I co-authored a chapter for a hernia surgery textbook describing the surgical technique for minimally-invasive anterior component separation (MICS) and helped to secure $500,000+ in grant funding, including funding for two novel research projects that I independently initiated and which have continued and grown since my departure from the lab.
Early research
Earlier, during medical school, I was a researcher at the Eskandar Lab at Massachusetts General Hospital, where I overhauled and prototyped the design of the OpBox, an open-source operant conditioning & experimental environment for small rodents. We built ten functional units and were able to reduce the per-unit cost by 35%. Our final open-source design was less than 10% the cost of commercial solutions available at that time.
I also analyzed rapid-sample EEG to study neural activity during decision making and developed diagnostic software to debug EEG signal anomalies.
Besides medicine
What does "headclone" mean?
I have maintained a personal website since about 2006.
My first website, cybermonkey.com, was purchased because I needed a place to host the Adobe Flash games my friends and I were making in computer class. When we decided to begin posting our games on Newgrounds and AddictingGames, I found the cybermonkey username had already been claimed on those sites.
Around the same time, I saw a video of a talk Randall Munroe (the physicist behind xkcd) gave at Google in which he described how he had chosen xkcd as his webhandle -- basically, because it was meaningless. Earlier that week I had begun learning how to write actual code, and one of the first programs I wrote was a random word generator from dictionary.com. My first test of the program had erroneously output two words as a conjoined string instead of just one:
Hi! Your word of the day is: headclone.
I have been using headclone as my username/handle across the internet since then.
Music
Music is a lifelong passion of mine. I grew up listening to my parents' Michael Jackson and Bollywood records and played saxophone and drumset through school.
In college, I began producing electronic music and beatboxing, where my friends and I co-hosted a weekly radio show we called Future Funk Airlines. Some of our segments can still be heard on SoundCloud, though most of them have been removed due to copyright claims.
Later, in medical school, I played drumset in a jazz ensemble with some friends. We called ourselves The Radial Groove and mostly played Herbie Hancock and Stevie Wonder covers.
Nowadays, I am learning acoustic guitar (difficult to play saxophone or drumset while being a good apartment neighbor!) and mostly listen to jazz, electronic, and hip-hop.
Sport
I played baseball and basketball throughout my childhood and adolescence. Randy Pausch discusses his own time playing sports as a kid during his beautiful last lecture at Carnegie Mellon, and he captures many of my own feelings towards my time growing up on the field and court. Team sports were a transformative experience as a kid and young man, and one I hope to share with my own children one day.

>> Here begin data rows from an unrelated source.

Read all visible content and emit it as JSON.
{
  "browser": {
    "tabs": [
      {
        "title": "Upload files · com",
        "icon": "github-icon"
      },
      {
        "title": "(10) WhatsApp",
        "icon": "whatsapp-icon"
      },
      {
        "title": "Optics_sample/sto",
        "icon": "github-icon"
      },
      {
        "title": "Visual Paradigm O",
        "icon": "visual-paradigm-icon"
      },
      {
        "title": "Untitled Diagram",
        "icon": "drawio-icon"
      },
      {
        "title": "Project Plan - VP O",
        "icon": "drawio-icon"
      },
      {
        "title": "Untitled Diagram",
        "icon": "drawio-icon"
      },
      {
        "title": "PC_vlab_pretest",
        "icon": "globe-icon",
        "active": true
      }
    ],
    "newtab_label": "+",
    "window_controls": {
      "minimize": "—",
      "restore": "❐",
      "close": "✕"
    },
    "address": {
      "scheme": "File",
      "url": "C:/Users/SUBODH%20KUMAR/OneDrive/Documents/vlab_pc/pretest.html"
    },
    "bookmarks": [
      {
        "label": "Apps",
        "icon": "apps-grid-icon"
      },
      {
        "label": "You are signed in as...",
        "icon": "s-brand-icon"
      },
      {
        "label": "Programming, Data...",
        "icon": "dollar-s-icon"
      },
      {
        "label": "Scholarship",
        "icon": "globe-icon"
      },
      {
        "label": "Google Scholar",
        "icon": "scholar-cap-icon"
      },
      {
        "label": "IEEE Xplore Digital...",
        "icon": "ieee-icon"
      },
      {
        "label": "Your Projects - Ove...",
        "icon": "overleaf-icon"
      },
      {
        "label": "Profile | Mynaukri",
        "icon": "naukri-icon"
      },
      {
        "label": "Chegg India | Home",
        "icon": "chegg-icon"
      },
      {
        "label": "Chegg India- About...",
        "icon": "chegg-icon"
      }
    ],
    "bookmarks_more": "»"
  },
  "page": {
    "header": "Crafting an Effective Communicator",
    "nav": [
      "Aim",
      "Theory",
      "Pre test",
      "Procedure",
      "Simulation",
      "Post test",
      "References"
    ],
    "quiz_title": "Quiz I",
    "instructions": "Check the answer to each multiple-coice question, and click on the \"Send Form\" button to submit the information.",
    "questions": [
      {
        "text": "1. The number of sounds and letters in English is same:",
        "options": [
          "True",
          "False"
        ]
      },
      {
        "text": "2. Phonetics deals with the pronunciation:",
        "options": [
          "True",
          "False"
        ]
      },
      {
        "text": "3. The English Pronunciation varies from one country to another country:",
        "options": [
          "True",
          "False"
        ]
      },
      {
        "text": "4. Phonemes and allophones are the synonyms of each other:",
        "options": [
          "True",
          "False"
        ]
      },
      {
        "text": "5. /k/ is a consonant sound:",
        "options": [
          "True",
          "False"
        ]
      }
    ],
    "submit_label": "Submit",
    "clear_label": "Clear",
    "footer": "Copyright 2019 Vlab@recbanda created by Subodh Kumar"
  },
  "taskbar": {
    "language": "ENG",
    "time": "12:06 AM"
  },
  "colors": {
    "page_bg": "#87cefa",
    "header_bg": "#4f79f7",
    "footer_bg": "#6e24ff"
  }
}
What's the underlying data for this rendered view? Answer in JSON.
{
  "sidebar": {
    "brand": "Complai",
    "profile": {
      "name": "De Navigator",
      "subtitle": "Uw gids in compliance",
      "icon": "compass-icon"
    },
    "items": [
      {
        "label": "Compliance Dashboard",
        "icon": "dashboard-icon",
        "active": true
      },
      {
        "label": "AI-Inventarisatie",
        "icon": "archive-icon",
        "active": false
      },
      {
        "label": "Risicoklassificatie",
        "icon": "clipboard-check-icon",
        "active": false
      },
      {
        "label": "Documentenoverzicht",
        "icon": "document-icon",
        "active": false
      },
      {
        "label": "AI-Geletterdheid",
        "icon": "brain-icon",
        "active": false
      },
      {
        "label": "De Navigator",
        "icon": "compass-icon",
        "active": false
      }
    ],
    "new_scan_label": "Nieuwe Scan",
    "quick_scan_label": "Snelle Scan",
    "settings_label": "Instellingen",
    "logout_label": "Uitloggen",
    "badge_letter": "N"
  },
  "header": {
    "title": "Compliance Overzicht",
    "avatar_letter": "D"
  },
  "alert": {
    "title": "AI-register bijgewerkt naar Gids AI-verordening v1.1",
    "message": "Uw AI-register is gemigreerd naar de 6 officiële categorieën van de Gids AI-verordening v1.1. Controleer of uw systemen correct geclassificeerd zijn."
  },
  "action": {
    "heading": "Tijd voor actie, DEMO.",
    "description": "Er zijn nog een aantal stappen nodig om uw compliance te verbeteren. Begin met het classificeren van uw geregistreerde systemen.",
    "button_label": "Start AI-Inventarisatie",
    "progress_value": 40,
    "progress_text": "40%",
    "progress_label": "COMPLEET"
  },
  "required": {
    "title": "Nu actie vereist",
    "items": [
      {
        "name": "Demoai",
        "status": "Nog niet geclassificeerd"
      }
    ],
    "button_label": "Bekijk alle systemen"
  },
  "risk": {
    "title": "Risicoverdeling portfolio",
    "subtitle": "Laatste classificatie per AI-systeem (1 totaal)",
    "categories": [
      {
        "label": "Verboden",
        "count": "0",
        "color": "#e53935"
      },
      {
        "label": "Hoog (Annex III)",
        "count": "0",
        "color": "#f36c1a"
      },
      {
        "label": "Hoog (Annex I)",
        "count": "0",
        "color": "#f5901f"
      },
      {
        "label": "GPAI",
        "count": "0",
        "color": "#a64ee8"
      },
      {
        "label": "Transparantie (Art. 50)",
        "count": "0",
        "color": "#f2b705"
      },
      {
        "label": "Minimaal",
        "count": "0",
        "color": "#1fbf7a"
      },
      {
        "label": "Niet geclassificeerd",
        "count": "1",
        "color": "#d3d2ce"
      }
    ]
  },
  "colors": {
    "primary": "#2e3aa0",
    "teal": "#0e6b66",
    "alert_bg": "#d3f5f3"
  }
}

In my teens, I earned a black belt in Tae Kwon Do and fought competitively for eight years. I was a junior striking instructor at our dojang for the final two of those years.
Later, during college and medical school, I was an avid cyclist and rock climber, regularly cycling 50+ miles weekly and progressing to V6 boulders and 5.11b free climbs over seven years in the rock gym and outdoors.
Nowadays, my workout regimen consists of hatha yoga for mobility and flexibility, and kettlebell training for strength.